How Mad Was March?

By: Luke Benz
April 4, 2018

Author’s Note: The orginal version of this article was written for the Yale Daily News as part of our BY THE NUMBERS series. This version has been updated to include relavent graphics present in the print edition but not the online version of the article. The original online article may be found here.

The first week in April is one of the most exciting stretches on the sports calendar. It brings with it the first meaningful baseball games since October and tight playoffs races in the NHL and NBA. Perhaps no event is more exciting, though, than the Final Four and the crowning of the men’s and women’s NCAA basketball champions.

On Monday, Villanova beat Michigan to cap off an NCAA Tournament that was one of the wackier ones in recent memory. Despite falling short of the title game, Loyola-Chicago and team chaplain Sister Jean provided fans with a memorable run that will not be soon forgotten. Nevada pulled off an improbable 22-point comeback in the final 10 minutes of a game to upset powerhouse Cincinnati. And who could forget UMBC becoming the first No. 16 seed in men’s tournament history to beat a No. 1 seed in upsetting Virginia, stealing hearts — and busting brackets — in the process.

Was this iteration of March Madness actually more improbable than past years, or did the multitude of compelling storylines just make it seem that way? I dove into the numbers to find out. Because there is no database from which to pull historical data for the women’s tournament in the script R, I have focused only on the men’s tournament.

I began by compiling a database of NCAA tournament games since 1985, the year in which the tournament switched to its current, 64-team format. For each tournament, I looked at the sum of seeds for teams advancing past each round. The higher the seed sum, the more upset-heavy a given tournament was. I then took the average seed sum for each round to establish a baseline of what a typical tournament has looked like over the past 34 years. Finally, I used the differences between the given year’s seed sum for each round and the baseline seed sum — with each round in the tournament given more weight than the last — to create a metric called “Tournament Madness Factor.” This metric measures how “mad” a given NCAA Tournament was as compared to a typical tournament.

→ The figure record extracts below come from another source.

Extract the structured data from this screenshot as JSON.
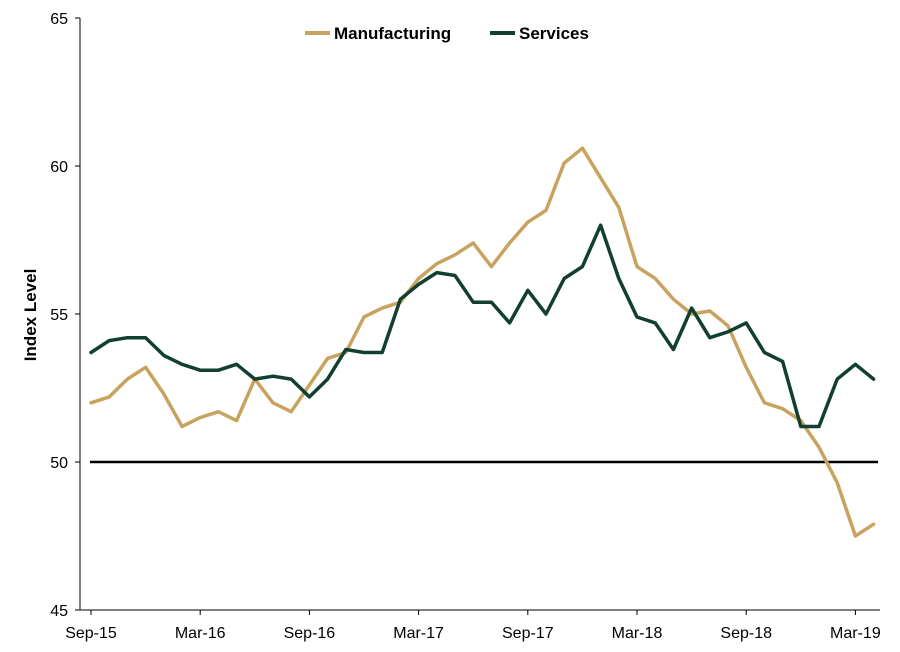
{
  "chart_data": {
    "type": "line",
    "title": "",
    "xlabel": "",
    "ylabel": "Index Level",
    "ylim": [
      45,
      65
    ],
    "yticks": [
      45,
      50,
      55,
      60,
      65
    ],
    "x_tick_labels": [
      "Sep-15",
      "Mar-16",
      "Sep-16",
      "Mar-17",
      "Sep-17",
      "Mar-18",
      "Sep-18",
      "Mar-19"
    ],
    "x": [
      "Sep-15",
      "Oct-15",
      "Nov-15",
      "Dec-15",
      "Jan-16",
      "Feb-16",
      "Mar-16",
      "Apr-16",
      "May-16",
      "Jun-16",
      "Jul-16",
      "Aug-16",
      "Sep-16",
      "Oct-16",
      "Nov-16",
      "Dec-16",
      "Jan-17",
      "Feb-17",
      "Mar-17",
      "Apr-17",
      "May-17",
      "Jun-17",
      "Jul-17",
      "Aug-17",
      "Sep-17",
      "Oct-17",
      "Nov-17",
      "Dec-17",
      "Jan-18",
      "Feb-18",
      "Mar-18",
      "Apr-18",
      "May-18",
      "Jun-18",
      "Jul-18",
      "Aug-18",
      "Sep-18",
      "Oct-18",
      "Nov-18",
      "Dec-18",
      "Jan-19",
      "Feb-19",
      "Mar-19",
      "Apr-19"
    ],
    "reference_line": 50,
    "legend_position": "top-center",
    "grid": false,
    "series": [
      {
        "name": "Manufacturing",
        "color": "#c8a35f",
        "values": [
          52.0,
          52.2,
          52.8,
          53.2,
          52.3,
          51.2,
          51.5,
          51.7,
          51.4,
          52.8,
          52.0,
          51.7,
          52.6,
          53.5,
          53.7,
          54.9,
          55.2,
          55.4,
          56.2,
          56.7,
          57.0,
          57.4,
          56.6,
          57.4,
          58.1,
          58.5,
          60.1,
          60.6,
          59.6,
          58.6,
          56.6,
          56.2,
          55.5,
          55.0,
          55.1,
          54.6,
          53.2,
          52.0,
          51.8,
          51.4,
          50.5,
          49.3,
          47.5,
          47.9
        ]
      },
      {
        "name": "Services",
        "color": "#123f2f",
        "values": [
          53.7,
          54.1,
          54.2,
          54.2,
          53.6,
          53.3,
          53.1,
          53.1,
          53.3,
          52.8,
          52.9,
          52.8,
          52.2,
          52.8,
          53.8,
          53.7,
          53.7,
          55.5,
          56.0,
          56.4,
          56.3,
          55.4,
          55.4,
          54.7,
          55.8,
          55.0,
          56.2,
          56.6,
          58.0,
          56.2,
          54.9,
          54.7,
          53.8,
          55.2,
          54.2,
          54.4,
          54.7,
          53.7,
          53.4,
          51.2,
          51.2,
          52.8,
          53.3,
          52.8
        ]
      }
    ]
  }
}
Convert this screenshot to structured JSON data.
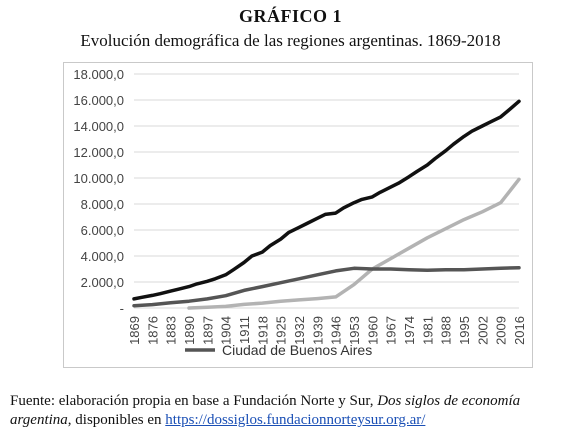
{
  "header": {
    "title": "GRÁFICO 1",
    "subtitle": "Evolución demográfica de las regiones argentinas. 1869-2018"
  },
  "source": {
    "prefix": "Fuente: elaboración propia en base a Fundación Norte y Sur, ",
    "book": "Dos siglos de economía argentina",
    "middle": ", disponibles en ",
    "link": "https://dossiglos.fundacionnorteysur.org.ar/"
  },
  "chart_data": {
    "type": "line",
    "x": [
      1869,
      1876,
      1883,
      1890,
      1897,
      1904,
      1911,
      1918,
      1925,
      1932,
      1939,
      1946,
      1953,
      1960,
      1967,
      1974,
      1981,
      1988,
      1995,
      2002,
      2009,
      2016
    ],
    "ylim": [
      0,
      18000
    ],
    "yticks": [
      "-",
      "2.000,0",
      "4.000,0",
      "6.000,0",
      "8.000,0",
      "10.000,0",
      "12.000,0",
      "14.000,0",
      "16.000,0",
      "18.000,0"
    ],
    "grid": "horizontal",
    "legend_position": "bottom-left",
    "colors": {
      "black": "#111111",
      "light_gray": "#b3b3b3",
      "dark_gray": "#555555",
      "grid": "#d9d9d9"
    },
    "series": [
      {
        "name": "",
        "color_key": "black",
        "values": [
          {
            "x": 1869,
            "y": 700
          },
          {
            "x": 1872,
            "y": 820
          },
          {
            "x": 1876,
            "y": 970
          },
          {
            "x": 1879,
            "y": 1100
          },
          {
            "x": 1883,
            "y": 1300
          },
          {
            "x": 1886,
            "y": 1450
          },
          {
            "x": 1890,
            "y": 1650
          },
          {
            "x": 1893,
            "y": 1850
          },
          {
            "x": 1897,
            "y": 2050
          },
          {
            "x": 1900,
            "y": 2250
          },
          {
            "x": 1904,
            "y": 2550
          },
          {
            "x": 1907,
            "y": 2950
          },
          {
            "x": 1911,
            "y": 3500
          },
          {
            "x": 1914,
            "y": 4000
          },
          {
            "x": 1918,
            "y": 4300
          },
          {
            "x": 1921,
            "y": 4800
          },
          {
            "x": 1925,
            "y": 5300
          },
          {
            "x": 1928,
            "y": 5800
          },
          {
            "x": 1932,
            "y": 6200
          },
          {
            "x": 1935,
            "y": 6500
          },
          {
            "x": 1939,
            "y": 6900
          },
          {
            "x": 1942,
            "y": 7200
          },
          {
            "x": 1946,
            "y": 7300
          },
          {
            "x": 1949,
            "y": 7700
          },
          {
            "x": 1953,
            "y": 8100
          },
          {
            "x": 1956,
            "y": 8350
          },
          {
            "x": 1960,
            "y": 8550
          },
          {
            "x": 1963,
            "y": 8900
          },
          {
            "x": 1967,
            "y": 9300
          },
          {
            "x": 1970,
            "y": 9600
          },
          {
            "x": 1974,
            "y": 10100
          },
          {
            "x": 1977,
            "y": 10500
          },
          {
            "x": 1981,
            "y": 11000
          },
          {
            "x": 1984,
            "y": 11500
          },
          {
            "x": 1988,
            "y": 12100
          },
          {
            "x": 1991,
            "y": 12600
          },
          {
            "x": 1995,
            "y": 13200
          },
          {
            "x": 1998,
            "y": 13600
          },
          {
            "x": 2002,
            "y": 14000
          },
          {
            "x": 2005,
            "y": 14300
          },
          {
            "x": 2009,
            "y": 14700
          },
          {
            "x": 2012,
            "y": 15200
          },
          {
            "x": 2016,
            "y": 15900
          }
        ]
      },
      {
        "name": "",
        "color_key": "light_gray",
        "values": [
          {
            "x": 1890,
            "y": 0
          },
          {
            "x": 1897,
            "y": 50
          },
          {
            "x": 1904,
            "y": 120
          },
          {
            "x": 1911,
            "y": 280
          },
          {
            "x": 1918,
            "y": 380
          },
          {
            "x": 1925,
            "y": 520
          },
          {
            "x": 1932,
            "y": 620
          },
          {
            "x": 1939,
            "y": 720
          },
          {
            "x": 1946,
            "y": 850
          },
          {
            "x": 1953,
            "y": 1800
          },
          {
            "x": 1960,
            "y": 3000
          },
          {
            "x": 1967,
            "y": 3800
          },
          {
            "x": 1974,
            "y": 4600
          },
          {
            "x": 1981,
            "y": 5400
          },
          {
            "x": 1988,
            "y": 6100
          },
          {
            "x": 1995,
            "y": 6800
          },
          {
            "x": 2002,
            "y": 7400
          },
          {
            "x": 2009,
            "y": 8100
          },
          {
            "x": 2016,
            "y": 9900
          }
        ]
      },
      {
        "name": "Ciudad de Buenos Aires",
        "color_key": "dark_gray",
        "values": [
          {
            "x": 1869,
            "y": 180
          },
          {
            "x": 1876,
            "y": 260
          },
          {
            "x": 1883,
            "y": 400
          },
          {
            "x": 1890,
            "y": 520
          },
          {
            "x": 1897,
            "y": 700
          },
          {
            "x": 1904,
            "y": 950
          },
          {
            "x": 1911,
            "y": 1350
          },
          {
            "x": 1918,
            "y": 1650
          },
          {
            "x": 1925,
            "y": 1950
          },
          {
            "x": 1932,
            "y": 2250
          },
          {
            "x": 1939,
            "y": 2550
          },
          {
            "x": 1946,
            "y": 2850
          },
          {
            "x": 1953,
            "y": 3050
          },
          {
            "x": 1960,
            "y": 3000
          },
          {
            "x": 1967,
            "y": 3000
          },
          {
            "x": 1974,
            "y": 2950
          },
          {
            "x": 1981,
            "y": 2900
          },
          {
            "x": 1988,
            "y": 2950
          },
          {
            "x": 1995,
            "y": 2950
          },
          {
            "x": 2002,
            "y": 3000
          },
          {
            "x": 2009,
            "y": 3050
          },
          {
            "x": 2016,
            "y": 3100
          }
        ]
      }
    ]
  }
}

The 2018 tournament’s TMF of 84.7 makes it the third craziest of all time, behind only the 2014 (143.7 TMF) and 2011 (142.7 TMF) tournaments. In the 2014 NCAA tournament, No. 7 seed Connecticut beat No. 8 seed Kentucky in the national title game, and No. 11 seed Dayton made it all the way to the Elite Eight. The 2011 Final Four featured No. 8 seed Butler, No. 11 seed VCU, No. 3 seed Connecticut and No. 4 seed Kentucky. In fact, the sum of the seeds in that Final Four, 26, makes is the highest of any tournament since 1985. Interestingly, Connecticut was in the 2011 National Championship as well, meaning that it has been the beneficiary of the two craziest tournaments of the modern era.

Overall, the 2007 NCAA tournament featured the most instances of top seeds winning. It’s TMF of -147.3 speaks to the lack of upsets — and makes 2007 the furthest tournament from average. The 2007 tournament demonstrates an oft-ignored fact about upsets in March Madness, namely that a lack of upsets is just as unlikely as an abundance of upsets. In the average tournament, we should expect to see at least a few throughout the bracket.

TMF is by no means a perfect way to measure how unpredictable a given tournament is. To begin with, using weights relative to the rounds in the tournament discounts upset-heavy opening rounds.

Moreover, TMF only looks at the end results of games and makes no distinction between blowouts and buzzer beaters. That said, TMF confirms what our gut instincts told us about the past few weeks of college basketball — any way you slice it, 2018 was one of the “maddest” Marches on record.